Grande Encyclopédie Larousse 1971-1976Éd. 1971-1976
G

Grande-Bretagne (suite)

La liste des partenaires commerciaux est instructive. Les principaux fournisseurs sont, par ordre d’importance décroissante, les États-Unis, le Canada, l’Allemagne fédérale, les Pays-Bas, la Suède, la France, l’Irlande, l’Afrique du Sud, les émirats pétroliers du golfe Persique, le Danemark, l’Australie. Les principaux clients sont : les États-Unis, l’Allemagne fédérale, l’Australie, l’Irlande, le Canada, la France, la Suède, l’Afrique du Sud, la Belgique, les Pays-Bas, etc. Cette liste fait apparaître trois directions privilégiées : la zone sterling, qui bénéficie de sa cohésion monétaire, l’Amérique du Nord, favorisée par la communauté linguistique et l’énorme capacité d’absorption du marché, et l’Europe occidentale, avantagée par la proximité géographique. Mais l’importance respective de ces trois directions s’est nettement modifiée depuis 1938. La zone sterling n’absorbe plus que 28 p. 100 des exportations britanniques (contre 42 p. 100 en 1938) et ne fournit plus que 29 p. 100 des importations (31 p. 100 en 1938). La part de l’Amérique du Nord a augmenté aux exportations (en passant de 10 p. 100 en 1938 à 17 p. 100 de nos jours) et diminué aux importations (en passant de 22 p. 100 en 1938 à 20 p. 100 de nos jours). La part de l’Europe occidentale ne cesse d’augmenter, tant aux exportations (de 27 p. 100 à 38 p. 100 depuis 1938) qu’aux importations (de 24 p. 100 à 36 p. 100). La part du reste du monde diminue dans les deux sens à mesure que s’efface le rôle mondial de la Grande-Bretagne. D’un strict point de vue commercial, la Grande-Bretagne a donc eu intérêt à adhérer au Marché commun.


Les échanges de services

La place de la Grande-Bretagne est ici exceptionnellement importante. Elle est encore le second exportateur de services du monde, loin derrière les États-Unis, mais loin aussi devant l’Italie, la France et l’Allemagne. Or, les ventes de services augmentent plus vite que celles des biens, et trente pays seulement sont capables d’en offrir. Ce trafic a en outre l’avantage d’être fortement excédentaire pour la Grande-Bretagne.

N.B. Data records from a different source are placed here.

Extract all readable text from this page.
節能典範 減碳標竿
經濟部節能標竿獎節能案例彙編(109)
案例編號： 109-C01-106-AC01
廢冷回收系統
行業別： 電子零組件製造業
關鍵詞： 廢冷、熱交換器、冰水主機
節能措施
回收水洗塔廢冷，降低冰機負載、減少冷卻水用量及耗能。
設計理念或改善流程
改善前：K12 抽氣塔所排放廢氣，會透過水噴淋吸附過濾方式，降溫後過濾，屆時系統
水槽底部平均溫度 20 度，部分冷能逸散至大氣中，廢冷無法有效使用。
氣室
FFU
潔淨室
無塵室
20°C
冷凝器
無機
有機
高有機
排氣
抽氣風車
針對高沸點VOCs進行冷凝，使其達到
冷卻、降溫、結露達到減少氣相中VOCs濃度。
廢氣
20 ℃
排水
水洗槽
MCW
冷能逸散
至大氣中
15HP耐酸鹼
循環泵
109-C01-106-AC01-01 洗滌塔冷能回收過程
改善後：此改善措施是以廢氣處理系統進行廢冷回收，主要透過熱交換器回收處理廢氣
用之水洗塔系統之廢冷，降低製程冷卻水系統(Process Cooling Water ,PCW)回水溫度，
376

Le fret maritime et aérien a été longtemps le premier poste aux échanges de services, et le Baltic Exchange de Londres reste le premier marché européen du fret. Mais la concurrence étrangère est de plus en plus vive, et l’excédent des recettes sur les débours s’amenuise. La Grande-Bretagne n’est plus le roulier des mers ; la flotte nationale ne transporte plus que les trois quarts des exportations et la moitié des importations, car les pays clients et fournisseurs exigent d’effectuer une partie des transports sur leurs propres flottes ; quant au trafic de « tramp » entre des pays tiers, il tend à disparaître au profit des lignes régulières. Avec 27 millions de tonneaux, la flotte britannique est la troisième du monde. L’aviation civile est aussi la troisième.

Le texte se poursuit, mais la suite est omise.